Added 81-year-old Margaret Jenkins: "My husband died from cancer on his 71st birthday in 1977, and I can look out my kitchen window and see half a dozen other homes where there's been cancer deaths. There's been so many died with it, it's a tragedy."

In Newport, a town of 7,580 residents about 15 miles farther downstream, environmental activists say fish taken from the river show high levels of dioxin, often have missing eyes and fins and are covered with unsightly sores. The town long ago stopped using the Pigeon for its municipal water.

Four years ago, prodded by Tennessee, the U.S. Environmental Protection Agency stepped into the dispute and attempted to impose more stringent waste-water discharge requirements on the Champion plant.

But the agency's action set off a classic jobs vs. environment controversy that has since turned into a diminutive War Between the States.

Champion, whose Canton mill is the largest single employer in hard-pressed western North Carolina, contends that the only way it can meet the EPA's proposed standards is to reduce its operations and cut its nearly 2,000-person work force in half.

To North Carolinians, that spells economic disaster. Champion pumps almost $210 million into the regional economy, including more than $96 million in employee wages and benefits. About $600,000 of Canton's $3.75-million annual operating budget comes from Champion's city taxes.

"This town would be dead without Champion," said Roy Lee McCord, 53, of Canton.

Governors Clash

In the dispute, the governors of Tennessee and North Carolina have traded harsh words, North Carolina legislators have attempted to ban the sale of Tennessee sippin' whiskey within their state's borders and environmental activists have become the objects of death threats.

In addition, more than 175,000 letters have been sent to the EPA's regional office in Atlanta from partisans on both sides of the issue.

The battle has been fought in federal courts and has even raged in the halls of Congress.

"In all my experience, there's never been an issue quite like this," said Fritz Wagener, regional EPA water quality standards coordinator.

The feud erupted in May, 1985. North Carolina had routinely approved the renewal of Champion's waste-water discharge permit. But after complaints by environmental activists and state officials in Tennessee, the EPA vetoed the permit--the first time in its history that the agency had ever overridden a state's authority to issue such permits.

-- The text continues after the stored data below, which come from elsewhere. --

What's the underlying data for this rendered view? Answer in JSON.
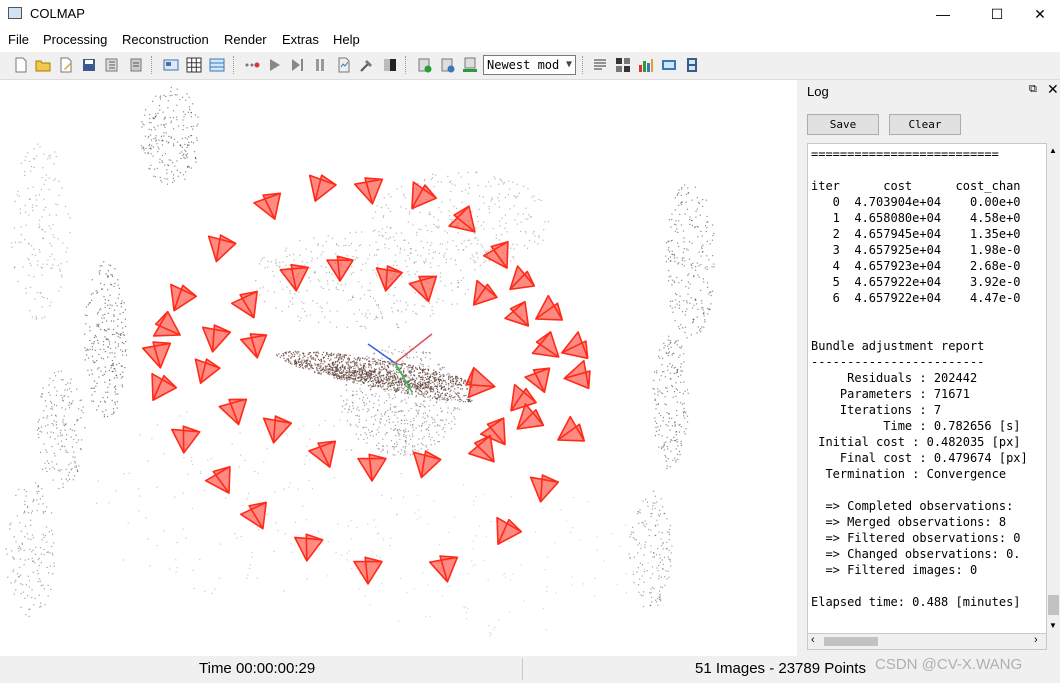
{
  "window": {
    "title": "COLMAP",
    "minimize_glyph": "—",
    "maximize_glyph": "☐",
    "close_glyph": "✕"
  },
  "menu": {
    "items": [
      "File",
      "Processing",
      "Reconstruction",
      "Render",
      "Extras",
      "Help"
    ]
  },
  "toolbar": {
    "model_selector_value": "Newest mod",
    "buttons": [
      "new-project-icon",
      "open-project-icon",
      "edit-project-icon",
      "save-project-icon",
      "import-model-icon",
      "export-model-icon",
      "feature-extraction-icon",
      "feature-matching-icon",
      "database-management-icon",
      "reconstruction-options-icon",
      "start-reconstruction-icon",
      "step-reconstruction-icon",
      "pause-reconstruction-icon",
      "reconstruction-stats-icon",
      "bundle-adjustment-icon",
      "dense-reconstruction-icon",
      "add-model-icon",
      "delete-model-icon",
      "reset-view-icon",
      "render-options-icon",
      "grid-view-icon",
      "bar-chart-icon",
      "snapshot-icon",
      "movie-grabber-icon"
    ]
  },
  "colors": {
    "camera_red": "#ff2a1a",
    "point_dark": "#2e2e2e",
    "track_brown": "#5e3f35"
  },
  "log": {
    "title": "Log",
    "save_label": "Save",
    "clear_label": "Clear",
    "lines": [
      "==========================",
      "",
      "iter      cost      cost_chan",
      "   0  4.703904e+04    0.00e+0",
      "   1  4.658080e+04    4.58e+0",
      "   2  4.657945e+04    1.35e+0",
      "   3  4.657925e+04    1.98e-0",
      "   4  4.657923e+04    2.68e-0",
      "   5  4.657922e+04    3.92e-0",
      "   6  4.657922e+04    4.47e-0",
      "",
      "",
      "Bundle adjustment report",
      "------------------------",
      "     Residuals : 202442",
      "    Parameters : 71671",
      "    Iterations : 7",
      "          Time : 0.782656 [s]",
      " Initial cost : 0.482035 [px]",
      "    Final cost : 0.479674 [px]",
      "  Termination : Convergence",
      "",
      "  => Completed observations:",
      "  => Merged observations: 8",
      "  => Filtered observations: 0",
      "  => Changed observations: 0.",
      "  => Filtered images: 0",
      "",
      "Elapsed time: 0.488 [minutes]"
    ]
  },
  "status": {
    "time": "Time 00:00:00:29",
    "counts": "51 Images - 23789 Points"
  },
  "watermark": "CSDN @CV-X.WANG"
}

Champion filed a federal lawsuit challenging the EPA veto. In December, 1986, U.S. District Judge David Sentelle in Asheville, N.C., upheld the agency and, in the spring of the following year, the EPA wrote a draft permit that Champion said would have forced the mill out of business.

The EPA proposal called for the water at the end of the mill's discharge pipes to contain no more than 50 color units instead of the 85 color units the state of North Carolina had allowed.

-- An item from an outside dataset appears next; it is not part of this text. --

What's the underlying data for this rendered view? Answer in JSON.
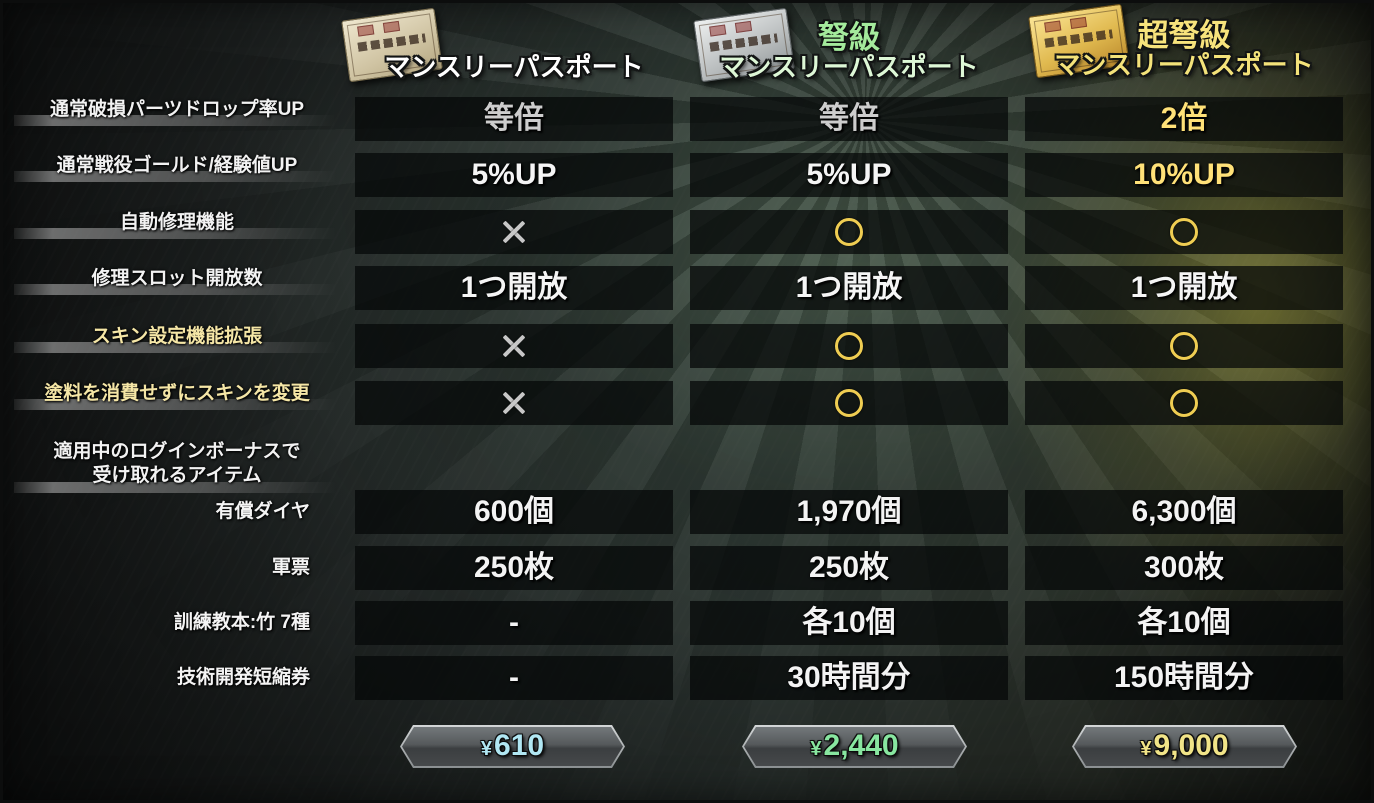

The difference in color between water with 50 color units and water with 85 color units, EPA officials say, is like the difference in color between ginger ale and tea.

Hearings on the EPA's proposed guidelines were set for May but were later postponed to January, 1988.

Protest Movement

Meanwhile, a protest movement against the EPA and Tennessee was formed in Canton, which has a population of 4,700. Blue-and-white signs saying "We Support Champion" blossomed throughout the town in shop windows, neighborhood lawns and school buildings.